Lorenzo Amatucci, centrocampista di proprietà della Fiorentina in prestito con diritto di riscatto al Las Palmas, ha rilasciato un'intervista ai canali ufficiali della squadra spagnola in vista della partita contro il Real Valladolid: "A dire il vero, non immaginavo che questo campionato sarebbe stato così difficile. Le otto squadre sono così vicine in termini di punti, il che significa che dovremo lottare per il nostro obiettivo fino alla fine. È una partita importante per noi. L'andata è stata dura, ma daremo il massimo per vincere. Non scoprirò nulla di nuovo su Kirian; ha sempre avuto un talento innato per il gol, dimostrandosi un ottimo giocatore di squadra. Mi trovo benissimo a giocare con lui, capisce il calcio come me, se non meglio. Se vogliamo raggiungere il nostro obiettivo, dobbiamo giocare allo stesso modo sia in casa che in trasferta, con la stessa fiducia. L'assenza di Enzo è significativa. È un giocatore chiave per la squadra.

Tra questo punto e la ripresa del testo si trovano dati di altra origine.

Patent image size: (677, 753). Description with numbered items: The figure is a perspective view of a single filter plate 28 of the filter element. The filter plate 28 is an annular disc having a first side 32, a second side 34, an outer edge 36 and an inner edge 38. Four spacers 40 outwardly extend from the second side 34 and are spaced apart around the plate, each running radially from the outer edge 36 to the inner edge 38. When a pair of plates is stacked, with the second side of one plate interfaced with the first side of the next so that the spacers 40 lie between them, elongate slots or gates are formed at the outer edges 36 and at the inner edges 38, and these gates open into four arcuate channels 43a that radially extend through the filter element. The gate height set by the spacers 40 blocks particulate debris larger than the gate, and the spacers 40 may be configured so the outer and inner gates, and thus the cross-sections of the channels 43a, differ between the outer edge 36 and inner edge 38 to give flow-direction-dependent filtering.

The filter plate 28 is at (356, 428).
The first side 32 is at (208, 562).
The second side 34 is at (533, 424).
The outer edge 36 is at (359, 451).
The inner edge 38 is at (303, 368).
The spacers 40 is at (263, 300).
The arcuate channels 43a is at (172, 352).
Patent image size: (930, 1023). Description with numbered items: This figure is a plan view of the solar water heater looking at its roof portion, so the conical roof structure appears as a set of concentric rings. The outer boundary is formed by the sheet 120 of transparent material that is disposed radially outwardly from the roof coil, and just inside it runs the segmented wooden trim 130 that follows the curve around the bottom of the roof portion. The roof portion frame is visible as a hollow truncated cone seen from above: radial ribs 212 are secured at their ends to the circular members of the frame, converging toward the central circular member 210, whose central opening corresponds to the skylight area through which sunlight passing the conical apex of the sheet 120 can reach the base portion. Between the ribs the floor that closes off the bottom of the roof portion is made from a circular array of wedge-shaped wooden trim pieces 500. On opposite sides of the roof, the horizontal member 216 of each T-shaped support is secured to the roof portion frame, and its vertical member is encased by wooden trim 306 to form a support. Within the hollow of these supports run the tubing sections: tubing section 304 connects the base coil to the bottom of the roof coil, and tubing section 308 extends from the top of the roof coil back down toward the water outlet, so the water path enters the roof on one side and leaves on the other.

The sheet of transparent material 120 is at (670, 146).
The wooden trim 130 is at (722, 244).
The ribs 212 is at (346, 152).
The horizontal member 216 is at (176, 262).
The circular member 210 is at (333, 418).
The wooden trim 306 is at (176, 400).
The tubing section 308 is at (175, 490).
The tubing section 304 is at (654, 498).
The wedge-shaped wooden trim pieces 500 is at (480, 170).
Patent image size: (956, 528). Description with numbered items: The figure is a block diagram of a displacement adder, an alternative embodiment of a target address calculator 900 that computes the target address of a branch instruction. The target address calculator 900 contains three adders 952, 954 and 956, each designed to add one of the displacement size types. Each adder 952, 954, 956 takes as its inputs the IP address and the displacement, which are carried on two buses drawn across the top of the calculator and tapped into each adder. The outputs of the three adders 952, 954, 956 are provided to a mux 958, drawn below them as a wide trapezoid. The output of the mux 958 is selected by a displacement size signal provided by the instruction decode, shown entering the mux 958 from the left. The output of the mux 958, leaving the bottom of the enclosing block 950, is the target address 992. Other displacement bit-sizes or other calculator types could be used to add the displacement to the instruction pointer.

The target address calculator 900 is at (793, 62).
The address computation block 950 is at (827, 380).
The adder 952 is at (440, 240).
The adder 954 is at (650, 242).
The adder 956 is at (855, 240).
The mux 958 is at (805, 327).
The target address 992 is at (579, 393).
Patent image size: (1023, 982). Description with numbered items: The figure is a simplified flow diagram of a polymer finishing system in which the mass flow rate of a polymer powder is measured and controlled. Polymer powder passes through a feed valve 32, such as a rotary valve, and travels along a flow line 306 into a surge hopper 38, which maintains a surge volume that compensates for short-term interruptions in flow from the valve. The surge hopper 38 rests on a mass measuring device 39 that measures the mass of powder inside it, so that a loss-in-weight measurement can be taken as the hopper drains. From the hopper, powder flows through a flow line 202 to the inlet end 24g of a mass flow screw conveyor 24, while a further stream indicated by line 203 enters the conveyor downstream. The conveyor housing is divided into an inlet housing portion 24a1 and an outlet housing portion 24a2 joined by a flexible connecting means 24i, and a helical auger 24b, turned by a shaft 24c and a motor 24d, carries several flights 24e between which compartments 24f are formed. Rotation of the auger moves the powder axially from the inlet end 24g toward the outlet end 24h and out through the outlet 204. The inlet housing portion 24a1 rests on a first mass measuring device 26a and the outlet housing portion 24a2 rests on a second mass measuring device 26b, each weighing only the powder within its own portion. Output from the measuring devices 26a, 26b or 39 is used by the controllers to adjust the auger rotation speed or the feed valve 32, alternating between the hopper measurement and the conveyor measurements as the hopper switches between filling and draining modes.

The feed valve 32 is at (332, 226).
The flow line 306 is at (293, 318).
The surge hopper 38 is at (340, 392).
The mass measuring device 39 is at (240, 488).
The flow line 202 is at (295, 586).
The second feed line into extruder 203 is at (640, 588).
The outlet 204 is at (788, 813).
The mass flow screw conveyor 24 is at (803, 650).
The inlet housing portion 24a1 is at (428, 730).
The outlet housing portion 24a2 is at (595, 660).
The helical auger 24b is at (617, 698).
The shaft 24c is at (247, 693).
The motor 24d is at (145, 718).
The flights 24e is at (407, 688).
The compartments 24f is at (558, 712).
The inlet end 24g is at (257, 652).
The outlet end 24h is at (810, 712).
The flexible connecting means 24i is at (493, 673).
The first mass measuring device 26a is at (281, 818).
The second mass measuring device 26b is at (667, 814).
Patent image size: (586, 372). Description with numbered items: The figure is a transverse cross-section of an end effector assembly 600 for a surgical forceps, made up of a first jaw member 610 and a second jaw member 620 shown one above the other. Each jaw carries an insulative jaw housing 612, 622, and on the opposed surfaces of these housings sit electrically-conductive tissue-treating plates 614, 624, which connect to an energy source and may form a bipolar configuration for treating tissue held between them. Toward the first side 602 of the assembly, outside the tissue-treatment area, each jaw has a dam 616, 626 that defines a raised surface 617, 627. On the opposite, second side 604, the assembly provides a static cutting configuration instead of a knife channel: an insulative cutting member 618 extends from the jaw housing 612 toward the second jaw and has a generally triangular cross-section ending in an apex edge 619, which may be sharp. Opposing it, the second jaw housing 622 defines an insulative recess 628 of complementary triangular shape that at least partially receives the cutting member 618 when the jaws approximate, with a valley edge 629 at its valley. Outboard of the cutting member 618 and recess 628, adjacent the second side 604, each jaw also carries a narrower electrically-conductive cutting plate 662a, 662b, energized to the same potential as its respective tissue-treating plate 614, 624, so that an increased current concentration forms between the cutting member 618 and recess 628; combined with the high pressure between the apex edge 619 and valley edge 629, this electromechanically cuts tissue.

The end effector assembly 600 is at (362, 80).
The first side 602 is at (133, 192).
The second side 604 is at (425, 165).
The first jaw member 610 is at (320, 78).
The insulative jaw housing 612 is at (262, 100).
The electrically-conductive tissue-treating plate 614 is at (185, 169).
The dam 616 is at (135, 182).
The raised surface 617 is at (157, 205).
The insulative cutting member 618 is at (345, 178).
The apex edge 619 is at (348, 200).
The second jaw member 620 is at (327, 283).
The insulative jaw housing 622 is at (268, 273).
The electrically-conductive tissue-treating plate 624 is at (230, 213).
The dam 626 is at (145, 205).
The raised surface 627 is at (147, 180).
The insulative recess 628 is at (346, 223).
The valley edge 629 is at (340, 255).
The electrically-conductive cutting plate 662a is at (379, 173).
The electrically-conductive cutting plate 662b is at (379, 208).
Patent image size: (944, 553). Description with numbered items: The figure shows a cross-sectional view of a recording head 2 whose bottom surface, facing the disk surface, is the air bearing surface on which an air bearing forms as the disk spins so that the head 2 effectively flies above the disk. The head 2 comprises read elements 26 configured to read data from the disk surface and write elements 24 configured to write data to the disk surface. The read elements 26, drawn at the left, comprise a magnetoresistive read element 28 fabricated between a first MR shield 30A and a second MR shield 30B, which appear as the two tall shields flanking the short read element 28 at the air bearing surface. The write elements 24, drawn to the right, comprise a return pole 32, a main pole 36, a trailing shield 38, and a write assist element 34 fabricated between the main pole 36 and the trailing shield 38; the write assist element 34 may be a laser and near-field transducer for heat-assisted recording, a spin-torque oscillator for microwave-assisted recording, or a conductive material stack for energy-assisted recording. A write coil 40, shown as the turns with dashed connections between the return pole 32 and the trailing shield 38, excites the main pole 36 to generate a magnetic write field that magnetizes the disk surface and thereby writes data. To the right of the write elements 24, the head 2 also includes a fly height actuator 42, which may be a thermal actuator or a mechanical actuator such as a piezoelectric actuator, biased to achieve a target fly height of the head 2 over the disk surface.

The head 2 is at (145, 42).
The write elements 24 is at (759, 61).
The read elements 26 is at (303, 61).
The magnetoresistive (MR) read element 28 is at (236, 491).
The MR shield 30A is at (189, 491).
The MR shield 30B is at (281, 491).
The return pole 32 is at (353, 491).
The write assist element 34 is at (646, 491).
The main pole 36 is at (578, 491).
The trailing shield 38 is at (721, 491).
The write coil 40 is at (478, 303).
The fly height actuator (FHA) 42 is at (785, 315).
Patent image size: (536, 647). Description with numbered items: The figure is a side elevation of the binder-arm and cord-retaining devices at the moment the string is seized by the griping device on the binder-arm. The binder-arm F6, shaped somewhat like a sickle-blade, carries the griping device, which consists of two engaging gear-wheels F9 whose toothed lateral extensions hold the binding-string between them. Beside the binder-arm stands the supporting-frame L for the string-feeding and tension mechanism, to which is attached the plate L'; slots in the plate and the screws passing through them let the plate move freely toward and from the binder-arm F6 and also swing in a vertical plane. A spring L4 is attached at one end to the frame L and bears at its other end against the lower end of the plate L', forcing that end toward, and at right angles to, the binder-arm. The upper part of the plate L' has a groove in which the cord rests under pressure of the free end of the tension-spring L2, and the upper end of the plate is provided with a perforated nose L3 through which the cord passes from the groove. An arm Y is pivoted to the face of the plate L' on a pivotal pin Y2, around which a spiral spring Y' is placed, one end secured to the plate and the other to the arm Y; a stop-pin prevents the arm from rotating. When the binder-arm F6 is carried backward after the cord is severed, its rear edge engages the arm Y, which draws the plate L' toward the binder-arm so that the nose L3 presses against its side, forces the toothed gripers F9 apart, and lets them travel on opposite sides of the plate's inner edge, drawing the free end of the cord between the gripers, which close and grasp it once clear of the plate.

Mi dispiace molto per quello che gli è successo. È un ragazzo fantastico. La promozione è qualcosa che durerebbe per sempre. Dobbiamo lottare per ottenerla perché quando giochi vuoi divertirti, ma vuoi anche vincere e ottenere la promozione. Non sto pensando al mio futuro in questo momento, penso solo a giocare e a concentrarmi sulla promozione. Non mi annoio in campo, cerchiamo di giocare a calcio, con la palla, per uscire dalle situazioni difficili. Non credo che giochiamo partite noiose".